Now, let us come to how we can actually represent the data that is being represented here. Notwithstanding the clustering, how do we we represent “pass data”, or any other data where each data point moves from one place to another? We had seen in an earlier edition that restricting the number of data points shown helped Kirk Goldsberry draw rather elegant basketball shot maps.
A football pass (or even a shot) varies from a basketball shot in that both start and end points are variable here. So we will need to draw lines here; just starting points won’t do. Rather, just starting or ending points can be useful in certain kinds of analyses, but when you are trying to analyse groups of passes, and trying to draw patterns between them, you need lines.
You might recognise that the problem here is rather similar to what we had seen last week with Monte Carlo simulations. Like a large number of simulations there, here we need to represent a large number of passes (basically lines with start and end points in a given rectangle), in a way that overall trends can be seen while not obscuring individual data points.

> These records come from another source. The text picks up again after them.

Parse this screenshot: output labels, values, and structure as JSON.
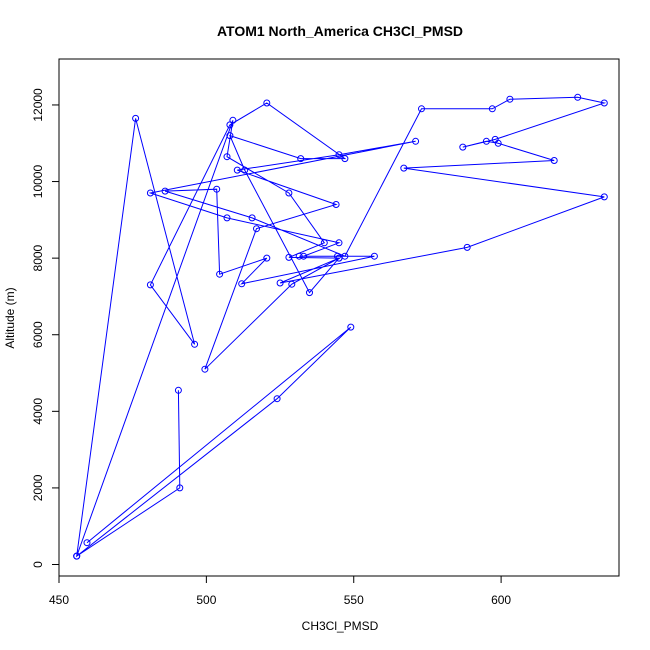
{
  "chart_data": {
    "type": "line",
    "title": "ATOM1 North_America CH3Cl_PMSD",
    "xlabel": "CH3Cl_PMSD",
    "ylabel": "Altitude (m)",
    "xlim": [
      450,
      640
    ],
    "ylim": [
      -300,
      13200
    ],
    "xticks": [
      450,
      500,
      550,
      600
    ],
    "yticks": [
      0,
      2000,
      4000,
      6000,
      8000,
      10000,
      12000
    ],
    "grid": false,
    "legend": "none",
    "series_color": "#0000ff",
    "series": [
      {
        "x": [
          459.5,
          549,
          524,
          456,
          476,
          496,
          481,
          508,
          520.5,
          547,
          532,
          508,
          513,
          535,
          545,
          529,
          499.5,
          517,
          544,
          510.5,
          545,
          571,
          481,
          507,
          545,
          533,
          531.5,
          544.5,
          557,
          512,
          520.5,
          504.5,
          503.5,
          486,
          515.5,
          547,
          573,
          597,
          603,
          626,
          635,
          598,
          587,
          595,
          599,
          618,
          567,
          635,
          588.5,
          525,
          545,
          528,
          540,
          528,
          507,
          509,
          456,
          491,
          490.5
        ],
        "y": [
          570,
          6200,
          4330,
          220,
          11650,
          5750,
          7300,
          11480,
          12050,
          10600,
          10600,
          11200,
          10300,
          7100,
          8000,
          7320,
          5100,
          8770,
          9400,
          10300,
          10700,
          11050,
          9700,
          9050,
          8400,
          8050,
          8050,
          8050,
          8050,
          7330,
          8000,
          7580,
          9800,
          9750,
          9050,
          8050,
          11900,
          11900,
          12150,
          12200,
          12050,
          11100,
          10900,
          11050,
          11000,
          10550,
          10350,
          9600,
          8280,
          7350,
          8000,
          8020,
          8400,
          9700,
          10650,
          11600,
          220,
          2000,
          4550
        ]
      }
    ]
  }
}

The graphs given above give equal weight to each pass, and the overall trend is not drawn, even within cluster. Since Worville hasn’t really shown what each cluster represents, it is difficult to compare the clusters across players as well (he has a line in his analysis that shows that one kind of ball that Salah receives is similar to the kind of pass that Mané makes, but that is difficult to fathom that from the data presented).
I can think of possibly two ways to represent this data efficiently. Both of them use what I call as “major and minor” communication. I don’t have the data that Worville used to make these graphs, but StatsBomb made pass-by-pass data for the 2018 World Cup public (I had downloaded it back then), so I used that to make a map of Alisson’s passes during that tournament (he made a total of 168 passes, so the graph isn’t really THAT dense).
(Hearty thanks to the ggsoccer package for code for drawing a football pitch)
The first way is simple enough. Represent each pass by a rather thin line, which can easily be missed on the first look of the graph. Draw one thick line for each cluster of passes (I used pass start and end location for Alisson in the World Cup to do a quick k-means clustering with 5 clusters. I’m not sure if Worville used the same algorithm for his clusters).
The advantage of using both thick and thin lines is that the overall pattern of passing is quickly visible (you can think of the thick red lines as the dots in Kirk Goldberry’s shot map), and the detail is available for the reader who is especially interested. The thing to take care of here is that the size of the thin lines be varied based on the number of such lines.
The other method is a version of what Worville has made - using small multiples to show passes in each cluster separately, but to continue to use the thin line - thick line combination. I decided to try this with a denser data set, using passes by all goalkeepers in the 2018 WC, rather than just by Alisson. This is what it looks like (I made 6 clusters here for the sake of symmetry).
The colours here are strictly optional. What matters here is to have the thin lines and the thick line in different colours. Again, notice that each data point is available for closer inspection, but the overall trends are clearly visible in one view.
I’ve used an example here from football here, but this method of using thin and thick lines can be used to represent other kind of “line data” (or “flow data”) as well. For example, to show movement of people, we could use this combination of thin and thick lines (rather than “Sankey diagrams”). In fact, any data that shows movement on a two-dimensional surface over time can be represented using this kind of thin-line thick-line format.